Crescent owes its primary secured creditor, M&I Marshall & Ilsley Bank, more than $37 million, according to the AP report. Under the debtor-in-possession agreement, M&I will provide Crescent with a $3.3 million revolving line of credit, and ConocoPhillips Co. will provide $950,000 in credit support.

Epps said a credit adviser will be hired to help the company with the liquidation process. A final hearing on the bankruptcy petition is scheduled for March 10.

How the bankruptcies will play out will depend on several factors, Milligan College economist Bill Greer told the Kingsport Times News. "Chapter 11 is generally applicable to a business that is a viable, going concern," he said. "It just needs to be assisted through a transitionary period because of accumulating too much debt, for whatever reason, and Chapter 11 gives a company time to restructure again."

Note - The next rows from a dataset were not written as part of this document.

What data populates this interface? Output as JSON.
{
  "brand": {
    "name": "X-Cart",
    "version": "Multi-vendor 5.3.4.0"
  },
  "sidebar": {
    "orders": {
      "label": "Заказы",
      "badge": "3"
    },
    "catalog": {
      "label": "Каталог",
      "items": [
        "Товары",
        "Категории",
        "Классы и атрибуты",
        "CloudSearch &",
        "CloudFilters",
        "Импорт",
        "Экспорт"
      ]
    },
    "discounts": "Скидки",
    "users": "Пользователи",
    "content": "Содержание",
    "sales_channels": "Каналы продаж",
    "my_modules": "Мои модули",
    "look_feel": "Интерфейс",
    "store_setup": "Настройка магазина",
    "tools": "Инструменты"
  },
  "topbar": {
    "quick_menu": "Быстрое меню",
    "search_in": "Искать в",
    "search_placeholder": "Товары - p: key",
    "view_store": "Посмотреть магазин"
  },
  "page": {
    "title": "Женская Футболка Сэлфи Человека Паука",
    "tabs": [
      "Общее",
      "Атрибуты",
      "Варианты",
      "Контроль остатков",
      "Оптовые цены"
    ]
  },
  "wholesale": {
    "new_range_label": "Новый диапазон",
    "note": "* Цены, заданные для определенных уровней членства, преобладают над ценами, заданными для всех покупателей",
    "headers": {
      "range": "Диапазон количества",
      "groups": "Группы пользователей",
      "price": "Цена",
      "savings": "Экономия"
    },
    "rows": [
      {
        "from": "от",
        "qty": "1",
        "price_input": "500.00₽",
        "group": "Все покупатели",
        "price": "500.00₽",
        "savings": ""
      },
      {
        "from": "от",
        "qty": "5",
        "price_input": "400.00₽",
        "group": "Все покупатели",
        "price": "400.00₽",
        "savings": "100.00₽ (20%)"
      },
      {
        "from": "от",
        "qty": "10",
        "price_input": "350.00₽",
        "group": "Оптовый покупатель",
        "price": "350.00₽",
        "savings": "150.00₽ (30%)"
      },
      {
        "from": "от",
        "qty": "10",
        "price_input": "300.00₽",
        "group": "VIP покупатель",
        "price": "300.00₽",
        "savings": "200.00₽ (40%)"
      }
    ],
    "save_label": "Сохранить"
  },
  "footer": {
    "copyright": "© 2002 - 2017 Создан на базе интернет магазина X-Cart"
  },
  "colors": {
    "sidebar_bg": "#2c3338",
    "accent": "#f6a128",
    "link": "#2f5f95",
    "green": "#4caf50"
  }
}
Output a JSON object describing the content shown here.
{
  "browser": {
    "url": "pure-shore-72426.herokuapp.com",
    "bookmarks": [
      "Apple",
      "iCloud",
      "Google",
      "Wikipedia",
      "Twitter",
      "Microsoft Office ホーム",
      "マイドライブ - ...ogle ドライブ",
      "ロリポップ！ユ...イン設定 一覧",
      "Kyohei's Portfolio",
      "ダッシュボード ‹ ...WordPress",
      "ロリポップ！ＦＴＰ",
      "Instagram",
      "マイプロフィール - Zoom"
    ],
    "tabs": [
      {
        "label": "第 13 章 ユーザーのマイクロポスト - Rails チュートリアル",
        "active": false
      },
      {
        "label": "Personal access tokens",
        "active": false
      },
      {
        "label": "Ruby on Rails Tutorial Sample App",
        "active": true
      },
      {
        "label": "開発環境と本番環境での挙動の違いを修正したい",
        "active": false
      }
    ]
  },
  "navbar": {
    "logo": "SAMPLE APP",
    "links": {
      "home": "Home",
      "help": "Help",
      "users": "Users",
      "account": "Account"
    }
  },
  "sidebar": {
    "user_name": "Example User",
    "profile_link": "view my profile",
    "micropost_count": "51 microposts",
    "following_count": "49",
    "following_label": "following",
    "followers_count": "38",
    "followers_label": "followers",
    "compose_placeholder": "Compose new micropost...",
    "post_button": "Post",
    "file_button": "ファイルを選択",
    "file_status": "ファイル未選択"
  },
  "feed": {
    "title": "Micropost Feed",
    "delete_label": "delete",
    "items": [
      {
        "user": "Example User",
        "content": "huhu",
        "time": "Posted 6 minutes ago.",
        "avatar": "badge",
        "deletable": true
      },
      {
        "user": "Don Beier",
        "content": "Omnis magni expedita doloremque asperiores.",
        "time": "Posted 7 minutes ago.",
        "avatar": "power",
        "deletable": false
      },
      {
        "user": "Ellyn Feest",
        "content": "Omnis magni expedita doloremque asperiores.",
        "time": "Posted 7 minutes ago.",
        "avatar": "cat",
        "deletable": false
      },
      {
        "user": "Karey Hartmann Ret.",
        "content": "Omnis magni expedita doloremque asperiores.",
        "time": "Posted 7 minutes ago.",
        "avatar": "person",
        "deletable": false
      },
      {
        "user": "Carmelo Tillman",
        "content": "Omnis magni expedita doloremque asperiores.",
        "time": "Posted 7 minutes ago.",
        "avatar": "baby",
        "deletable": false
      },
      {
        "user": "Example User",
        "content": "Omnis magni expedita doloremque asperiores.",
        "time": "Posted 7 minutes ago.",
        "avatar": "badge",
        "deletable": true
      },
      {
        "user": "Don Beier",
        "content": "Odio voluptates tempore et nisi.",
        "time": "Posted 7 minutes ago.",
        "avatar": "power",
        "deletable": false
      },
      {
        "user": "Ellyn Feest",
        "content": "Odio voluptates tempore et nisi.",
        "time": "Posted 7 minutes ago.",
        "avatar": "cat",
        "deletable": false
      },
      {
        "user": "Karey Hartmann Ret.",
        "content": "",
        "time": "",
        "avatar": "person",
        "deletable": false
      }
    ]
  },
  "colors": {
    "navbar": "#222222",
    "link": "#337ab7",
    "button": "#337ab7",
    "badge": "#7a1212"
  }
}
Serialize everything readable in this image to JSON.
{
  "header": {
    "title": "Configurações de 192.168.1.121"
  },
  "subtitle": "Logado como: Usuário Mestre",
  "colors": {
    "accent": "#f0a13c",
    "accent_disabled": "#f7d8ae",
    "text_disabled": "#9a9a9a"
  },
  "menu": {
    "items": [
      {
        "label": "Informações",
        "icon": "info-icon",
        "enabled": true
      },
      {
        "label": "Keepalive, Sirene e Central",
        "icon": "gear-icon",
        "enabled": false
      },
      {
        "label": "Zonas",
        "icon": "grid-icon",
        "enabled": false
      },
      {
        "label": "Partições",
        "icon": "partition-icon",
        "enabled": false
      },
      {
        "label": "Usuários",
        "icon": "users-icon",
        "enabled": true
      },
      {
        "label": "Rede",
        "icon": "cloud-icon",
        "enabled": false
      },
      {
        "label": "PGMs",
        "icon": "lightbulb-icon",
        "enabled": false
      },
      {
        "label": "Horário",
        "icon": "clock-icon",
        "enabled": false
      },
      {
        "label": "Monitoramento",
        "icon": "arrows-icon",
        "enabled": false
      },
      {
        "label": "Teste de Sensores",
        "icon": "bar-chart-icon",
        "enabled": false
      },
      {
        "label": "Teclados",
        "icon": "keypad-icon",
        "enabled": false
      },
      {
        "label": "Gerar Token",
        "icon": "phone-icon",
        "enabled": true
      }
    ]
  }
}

Greer added, though, that Chapter 11 can be misused, and based on his knowledge of Titan Global Holdings, he said Titan's strategies appear to deserve some scrutiny. He said holding companies often have a portfolio of businesses that include stable "cash cows" and other holdings that have good potential but need more cash to grow. Assets can be transferred from cash cows safely and effectively, or they can be used to continue acquiring companies in what essentially becomes a shell game, Greer said. "If you've milked your cash cows for all they're worth, that strategy's run out of steam. You can't continue to perpetuate it."

When bankruptcy results in those types of cases, Greer said, it crosses the line into being questionable in his view. "My ethical reservation about Chapter 11 is it's too often used as a regular finance strategy to reduce debt load."